Whether this is brilliant transmedia marketing or an actual digital haunting, the effect is the same: players report vivid dreams of a library with no ceiling, where a woman in spectacles asks, “Which tale would you like to live, rather than hear?” As of this writing, dataminers have found references to a fifth tale—one that is locked and requires a blood-type input to access. The developer’s website has gone silent. And Rinko Kageyama’s Twitter account (verified, but tied to no known agency) recently posted: “The curious tales are not stories. They are rehearsals. You are next.” curious tales of yaezujima rinko kageyamas en exclusive
Why? Because Rinko Kageyama, as written in English, becomes a different character. The original Japanese version portrayed her as cold and academic. The EN Exclusive gives her vulnerability, sarcasm, and a hidden loneliness. Her voice actor, recording only in English, delivers lines like, “You think you want cursed knowledge, but you cannot even hold your own shadow still.” Rinko notes that the diplomat’s crime was curiosity
Desperate, he shatters the mirror. But each shard becomes a new mirror, showing a different world where he made a different mistake. The tale ends with Kō surrounded by an infinity of bad choices, unable to find the one reflection where he is simply average . Whether this is brilliant transmedia marketing or an
The EN Exclusive is unique because it was never released in Japan. Developed by a small Western team in collaboration with the original IP holders, it fills a narrative void that Japanese audiences reportedly found “too disturbing.” And at the heart of it all are four tales that have redefined the franchise. The first of the curious tales of Yaezujima Rinko Kageyamas en exclusive introduces us to a fisherman who discovers a talking eel. Unlike typical horror, the eel offers a deal: “Laugh at my joke, and I will grant you a perfect catch every day.”

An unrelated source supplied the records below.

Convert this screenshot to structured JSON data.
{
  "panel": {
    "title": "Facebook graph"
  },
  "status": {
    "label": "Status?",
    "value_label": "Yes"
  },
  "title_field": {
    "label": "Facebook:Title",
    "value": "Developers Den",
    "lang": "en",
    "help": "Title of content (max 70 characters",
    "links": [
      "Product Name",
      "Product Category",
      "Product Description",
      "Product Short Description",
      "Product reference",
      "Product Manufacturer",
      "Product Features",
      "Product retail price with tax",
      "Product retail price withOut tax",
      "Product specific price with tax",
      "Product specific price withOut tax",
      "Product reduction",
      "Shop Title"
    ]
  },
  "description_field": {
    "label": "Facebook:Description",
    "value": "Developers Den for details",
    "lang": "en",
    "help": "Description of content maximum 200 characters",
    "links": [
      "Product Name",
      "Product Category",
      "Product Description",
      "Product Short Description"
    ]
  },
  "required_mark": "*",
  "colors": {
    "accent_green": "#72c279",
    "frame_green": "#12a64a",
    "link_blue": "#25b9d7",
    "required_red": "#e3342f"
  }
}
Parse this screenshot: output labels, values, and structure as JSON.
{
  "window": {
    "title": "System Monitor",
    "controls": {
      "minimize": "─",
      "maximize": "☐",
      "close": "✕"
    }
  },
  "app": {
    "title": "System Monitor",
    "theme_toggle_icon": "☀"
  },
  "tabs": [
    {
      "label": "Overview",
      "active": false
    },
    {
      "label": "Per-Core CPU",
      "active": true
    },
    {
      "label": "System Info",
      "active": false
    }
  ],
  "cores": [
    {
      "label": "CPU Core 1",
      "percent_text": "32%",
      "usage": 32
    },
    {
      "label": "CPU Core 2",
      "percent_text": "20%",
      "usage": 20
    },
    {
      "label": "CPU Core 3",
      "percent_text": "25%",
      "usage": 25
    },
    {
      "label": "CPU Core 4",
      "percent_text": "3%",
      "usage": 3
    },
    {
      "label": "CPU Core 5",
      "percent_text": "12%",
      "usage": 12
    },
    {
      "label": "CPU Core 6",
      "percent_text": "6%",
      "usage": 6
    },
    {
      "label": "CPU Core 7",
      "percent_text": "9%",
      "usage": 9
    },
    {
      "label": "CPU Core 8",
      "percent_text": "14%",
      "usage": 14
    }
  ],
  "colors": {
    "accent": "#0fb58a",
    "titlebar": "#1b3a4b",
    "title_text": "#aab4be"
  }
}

When he looks into it, he sees a world where he was never born. At first, it is peaceful. Then he notices details: his mother smiles more. The village has a festival in his honor for not existing . Rinko explains that Kō’s curse is not that he sees a better world without him, but that he prefers it .
The exclusive content positions Rinko as a prisoner in a library that exists outside of time. To pass the eons, she recites “curious tales”—parables that twist reality. These stories are not memories; they are hypotheticals . What if the island’s curse was a gift? What if the ritual was a party trick?